Some police officers in the Public Security Department did not receive satisfactory marks in exams for confidence conducted by the State Secretariat of Public Security. The officers were dismissed, leaving vacant positions. Gabriel Arturo Yáñez, head of that department said the policemen were not necessarily dismissed for being linked to criminal activities. but did not discard this possibility on a very low level To reinforce security in town, more positions were allocated through the state budget.
Through the call, which will be open until the 60 positions are filled, the Public Security Department is seeking the best profiles of men and women who have the right attitude and dedication to social service. Those applying must be sanmiguelenses or residents of nearby cities, between 18 and 35 years old, with minimum studies of secondary school completion. Priority will be given to those with the highest level of academic education. The salary after taxes is 8,500 pesos montlhy. Basic English was not a requirement in the call.
Of the new police officers, five will occupy posts in the tourist police, who are currently working in the historic center with 10 experienced police officers.

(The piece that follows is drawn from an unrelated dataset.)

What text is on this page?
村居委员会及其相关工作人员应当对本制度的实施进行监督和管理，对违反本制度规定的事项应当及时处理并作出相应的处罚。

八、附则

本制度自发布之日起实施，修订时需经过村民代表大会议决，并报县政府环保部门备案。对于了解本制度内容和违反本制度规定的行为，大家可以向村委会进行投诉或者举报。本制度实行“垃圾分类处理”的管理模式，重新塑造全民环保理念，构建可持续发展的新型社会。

For security reasons, Yáñez did not mention the number of dismissed police officers or the number of newly created positions. However, he made it clear that the members left the force because they did not pass the tests of confidence. He highlighted that the reasons were many, including lack of official academic documents to support their education level, inappropriate attitudes not conducive to the image of the police force, lack of a military identity card, and addiction to alcohol or other toxic substances. Although he did not discount the minimal link of some police officers with criminal activity, he said that in some cases, police officers confessed during the exams that they “saw something” and did not do anything, indicating that they were not trustworthy.
Assistant Secretary of the State Public Security Department, Martín Octavio Luque, also said in addition that there are other reasons why police officers do not pass the exams, but in those cases the State Public Security Department issues recommendations for local security forces. Those circumstances can range from obesity to illness, but the officers can continue working.
The Assistant Secretary noted that when a police officer is dismissed from the force for not passing the exams, his information is uploaded to a database called CUIPP, part of the national database Plataforma México. This program holds the former police officer’s personal information, as well as the reasons why he was dismissed. All the police forces in the country have access to that information.
Lucio also commented that after dismissal, a former police officer becomes a citizen like any other, with rights and duties. Moreover, if the former officer makes use of his training to commit a crime, the judicial authorities must apply the law in a different way.